Egg farm plans to secure viability

A farmer has applied to build a £2.1m chicken farm saying the business can no longer afford to stick solely to arable farming.

W Dring and Sons Ltd wants to build a ‘free-range egg laying unit’ housing 32,000 hens off Delgate Bank and east of Fen Gate between Weston Hills and Moulton Chapel.

The business is based at Woad Farm off Broadgate in Weston but says it can’t build the new facility closer due to National Grid’s plans for overhead power lines between Grimsby and Walpole. The land around Woad Farm is set to be affected by new infrastructure being added.

Documents submitted with the application cite the withdrawal of the Basic Pay Scheme, a UK initiative to replace subsidies previously received from the EU, labour shortages since Brexit and rising costs as reasons for the need to diversify.

“The need for diversification within the wider farming industry is now more essential than ever,” a report on behalf of applicant Chris Dring states. “Replacement schemes, while well-intentioned, offer reduced and less predictable financial support, creating greater income volatility.

“At the same time, operating costs have risen sharply: fertiliser prices for ammonium nitrate and urea surged by more than 250 per cent between 2020 and 2022, diesel and compound feed costs have increased in parallel, and these rises have not been matched by corresponding increases in farmgate prices.
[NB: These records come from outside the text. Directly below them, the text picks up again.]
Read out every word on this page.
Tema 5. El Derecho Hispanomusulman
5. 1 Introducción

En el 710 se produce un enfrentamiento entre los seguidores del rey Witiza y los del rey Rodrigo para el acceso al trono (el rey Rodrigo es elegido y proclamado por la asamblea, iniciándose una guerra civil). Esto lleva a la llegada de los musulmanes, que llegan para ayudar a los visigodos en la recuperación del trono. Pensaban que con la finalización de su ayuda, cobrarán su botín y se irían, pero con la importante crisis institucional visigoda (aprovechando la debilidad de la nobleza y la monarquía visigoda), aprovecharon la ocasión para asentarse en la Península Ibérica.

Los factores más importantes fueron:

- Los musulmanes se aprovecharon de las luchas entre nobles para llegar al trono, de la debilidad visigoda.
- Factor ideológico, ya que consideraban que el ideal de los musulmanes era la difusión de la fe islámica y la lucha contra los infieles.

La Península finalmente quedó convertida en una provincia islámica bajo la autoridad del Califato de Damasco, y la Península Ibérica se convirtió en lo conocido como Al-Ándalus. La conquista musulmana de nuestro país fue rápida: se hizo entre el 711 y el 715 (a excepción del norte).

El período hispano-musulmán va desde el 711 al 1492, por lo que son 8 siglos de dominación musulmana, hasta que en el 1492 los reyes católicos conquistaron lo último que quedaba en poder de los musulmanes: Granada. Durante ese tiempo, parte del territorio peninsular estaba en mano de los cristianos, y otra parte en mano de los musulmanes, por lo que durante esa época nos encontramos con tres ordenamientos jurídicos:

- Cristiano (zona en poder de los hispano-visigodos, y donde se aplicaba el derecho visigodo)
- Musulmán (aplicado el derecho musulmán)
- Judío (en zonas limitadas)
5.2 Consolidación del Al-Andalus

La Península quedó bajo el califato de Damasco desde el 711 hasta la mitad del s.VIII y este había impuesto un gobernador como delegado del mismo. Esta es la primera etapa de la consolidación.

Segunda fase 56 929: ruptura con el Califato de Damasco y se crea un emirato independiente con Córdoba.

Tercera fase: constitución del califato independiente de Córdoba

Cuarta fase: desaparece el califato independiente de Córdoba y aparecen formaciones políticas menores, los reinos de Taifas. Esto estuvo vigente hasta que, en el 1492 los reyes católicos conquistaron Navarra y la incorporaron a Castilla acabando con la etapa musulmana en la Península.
“Labour shortages have also reached critical levels since the UK’s departure from the European Union, leaving many farms struggling to recruit both seasonal and permanent workers.

“This has been particularly damaging for labour-intensive sectors such as horticulture and dairy.”

“The average UK farmer is now aged over 59 – and significant challenges around succession planning and the ‘family farm tax’, the sustainability of traditional agricultural models is under significant threat.

“Diversification is no longer a choice but a necessity for farm businesses seeking to secure financial resilience and long-term viability.”

The documents add that the farm is ‘not generally considered a large-scale unit’ and that Environmental Permitting Regulations apply only to enterprises with 40,000 birds or more.

They also claim that odour issues with chicken sites come from manure being ‘retained and clean until the end of the flock cycle’ but that it the would be used as fertiliser on the arable fields.